While the first generation or two of labourers were white and came from the destitute and criminal classes, what developed was a system of black slavery in the West Indies and the southern American states, meaning that to be a slave was to be black and to be black was to be a slave. In that sense, BLM is right to make a connection between race and class.

There have been accusations of Pol Potist or Maoist-style Cultural Revolution politics made against those who want to get rid of statues - saying it is like banning the ‘bourgeois’ Beethoven or making traffic lights display red for ‘go’ in pursuit of a Year Zero programme to remove all traces of the previous socio-economic system. There might be a grain of truth here, but the fact of the matter is that most ‘remove the statue lists’ are in the dozens, not the hundreds. We in the CPGB certainly do not favour wiping out all traces of capitalist culture, whether it be music, painting, literature … or the built environment. But that is an extrapolation from where we are now.

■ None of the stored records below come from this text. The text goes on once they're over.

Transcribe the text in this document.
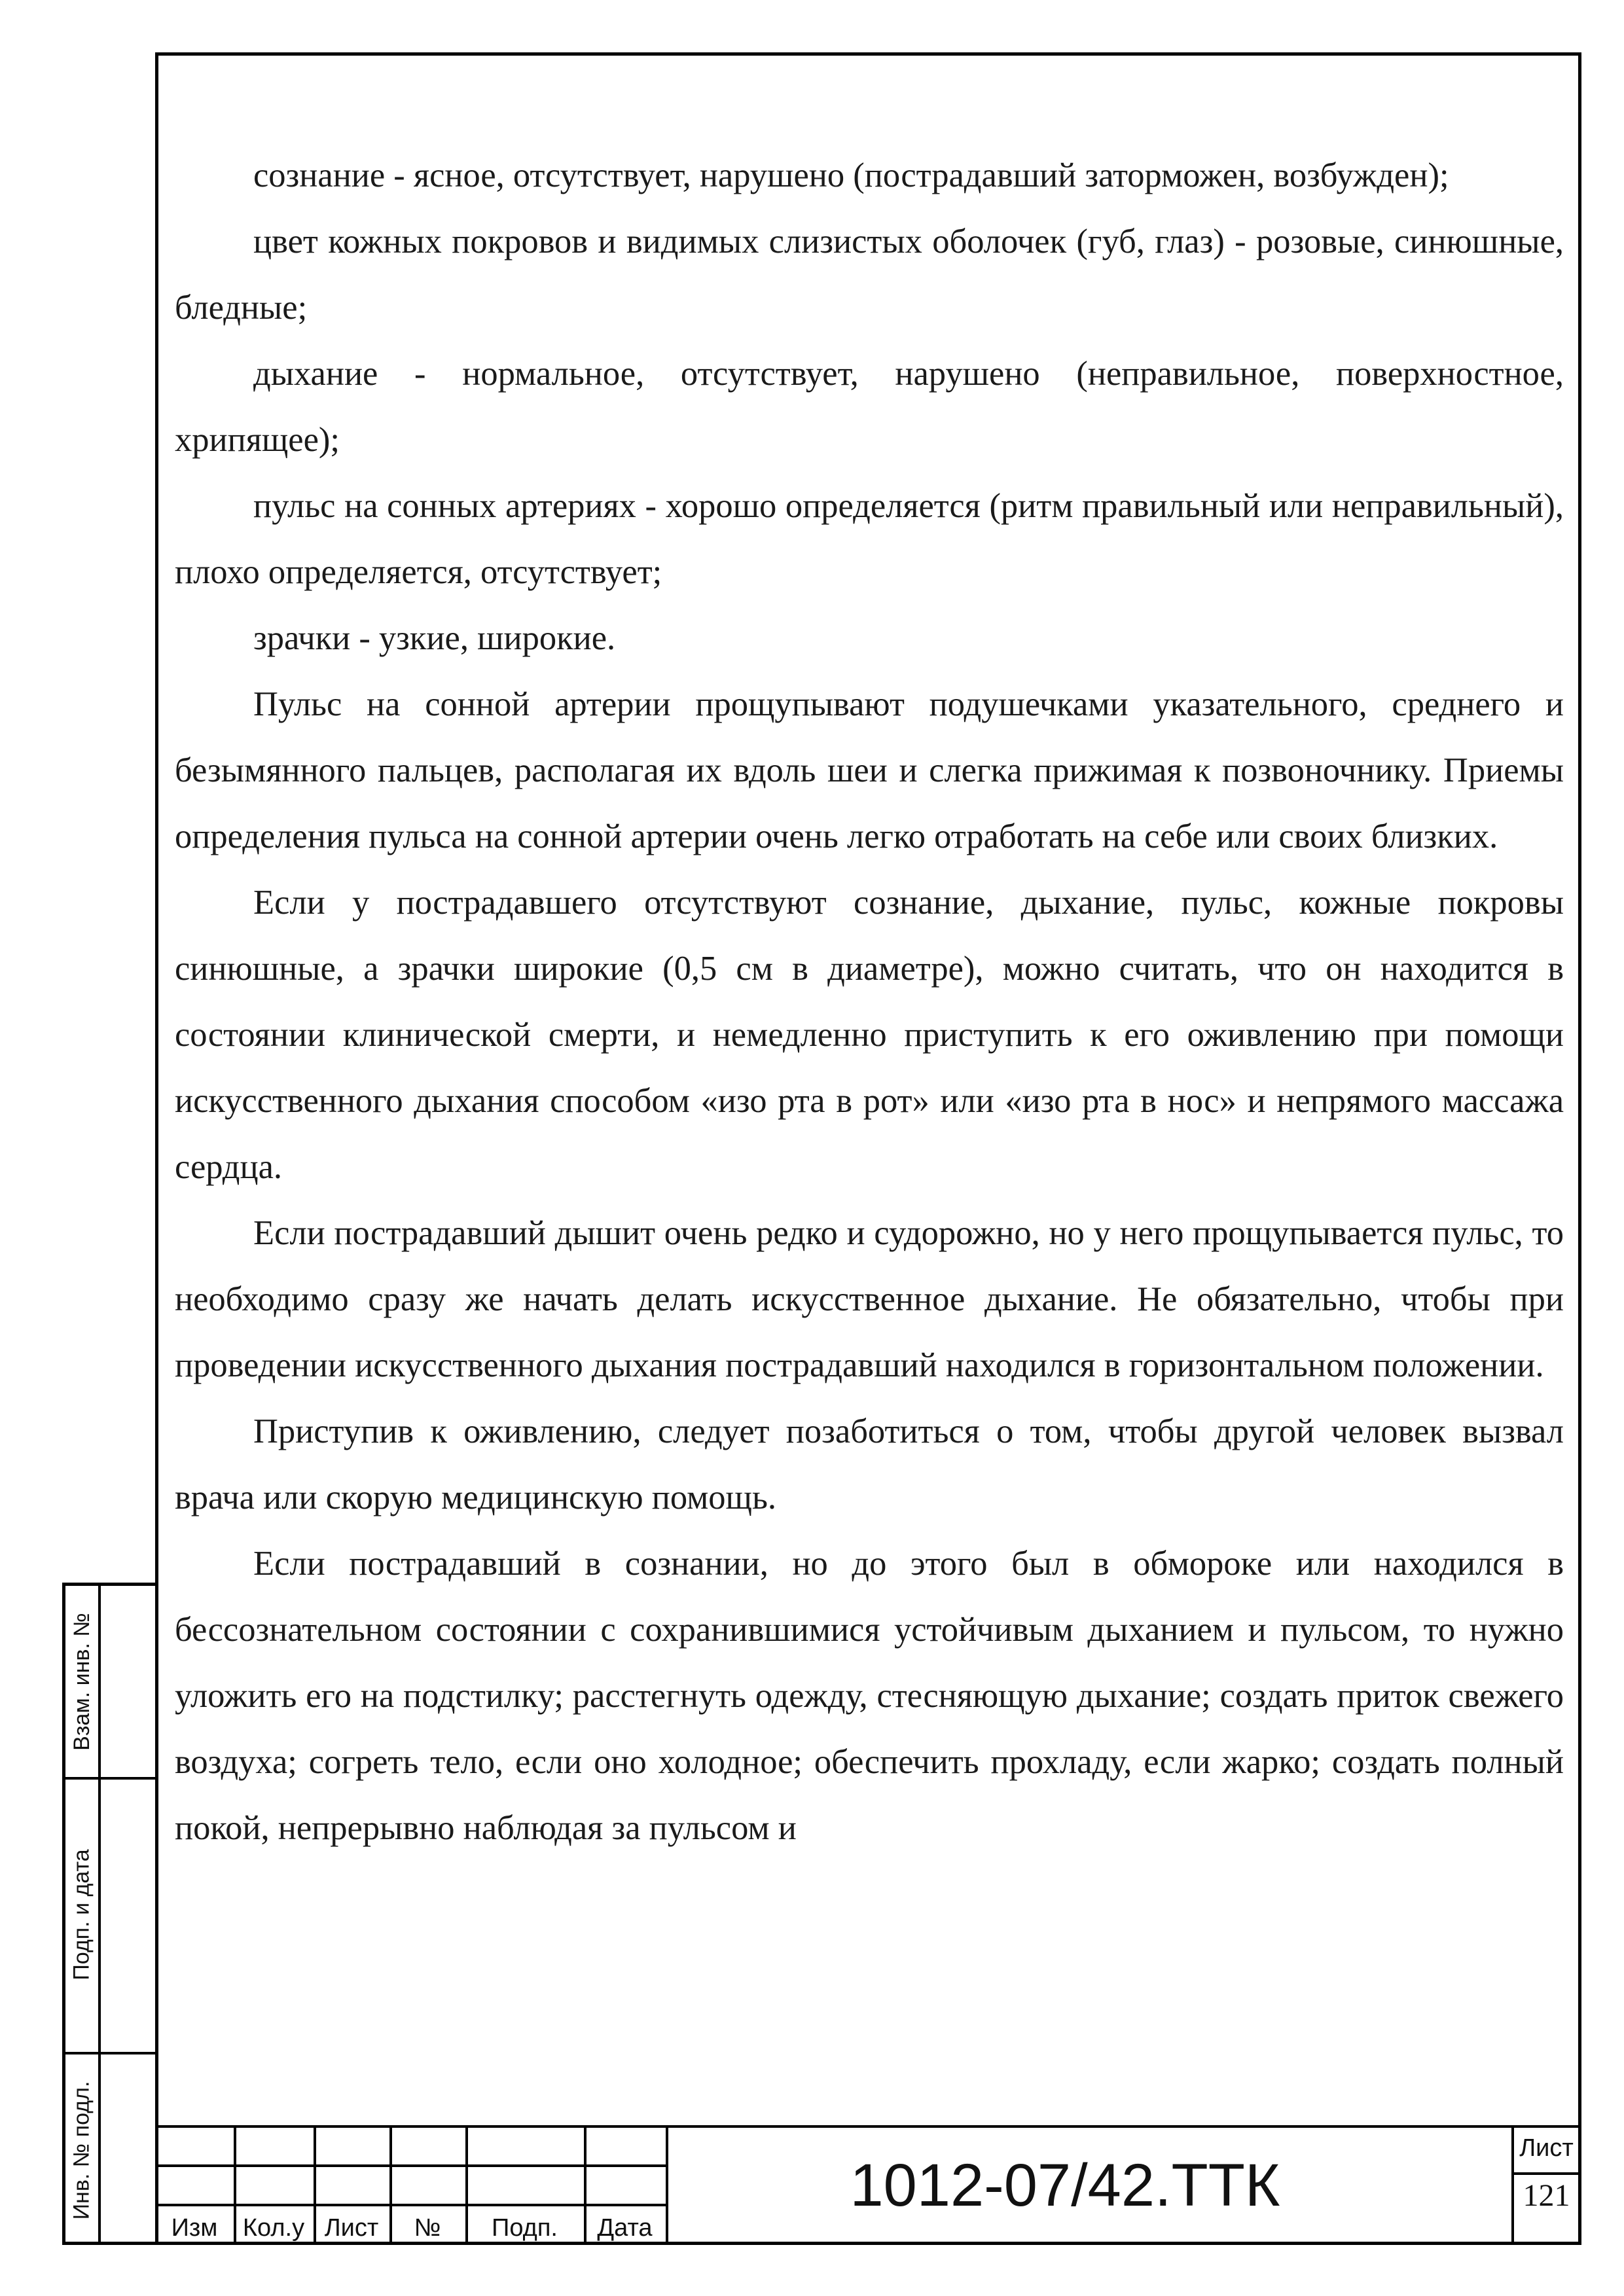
сознание - ясное, отсутствует, нарушено (пострадавший заторможен, возбужден);

цвет кожных покровов и видимых слизистых оболочек (губ, глаз) - розовые, синюшные, бледные;

дыхание - нормальное, отсутствует, нарушено (неправильное, поверхностное, хрипящее);

пульс на сонных артериях - хорошо определяется (ритм правильный или неправильный), плохо определяется, отсутствует;

зрачки - узкие, широкие.

Пульс на сонной артерии прощупывают подушечками указательного, среднего и безымянного пальцев, располагая их вдоль шеи и слегка прижимая к позвоночнику. Приемы определения пульса на сонной артерии очень легко отработать на себе или своих близких.

Если у пострадавшего отсутствуют сознание, дыхание, пульс, кожные покровы синюшные, а зрачки широкие (0,5 см в диаметре), можно считать, что он находится в состоянии клинической смерти, и немедленно приступить к его оживлению при помощи искусственного дыхания способом «изо рта в рот» или «изо рта в нос» и непрямого массажа сердца.

Если пострадавший дышит очень редко и судорожно, но у него прощупывается пульс, то необходимо сразу же начать делать искусственное дыхание. Не обязательно, чтобы при проведении искусственного дыхания пострадавший находился в горизонтальном положении.

Приступив к оживлению, следует позаботиться о том, чтобы другой человек вызвал врача или скорую медицинскую помощь.

Если пострадавший в сознании, но до этого был в обмороке или находился в бессознательном состоянии с сохранившимися устойчивым дыханием и пульсом, то нужно уложить его на подстилку; расстегнуть одежду, стесняющую дыхание; создать приток свежего воздуха; согреть тело, если оно холодное; обеспечить прохладу, если жарко; создать полный покой, непрерывно наблюдая за пульсом и

Взам. инв. №
Подп. и дата
Инв. № подл.
Изм	Кол.у Лист	№	Подп.	Дата
1012-07/42.ТТК
Лист
121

Certainly, if it is legitimate to put statues up, then it is legitimate to pull them down. Monuments and effigies are put up for reasons of ideology - no more, no less. Which is precisely why the current statue wars are so healthy: they are questioning not only the past, but today’s ruling-class ideology.

We normally walk past statues without a second thought, regarding them as everyday parts of the urban furniture. But now a new awareness has developed, as shown by the daubing of Churchill’s statue with “He was a racist” - yes, he was! Walk around Parliament Square and look at this and then that statue - and ask who they were and why they are here.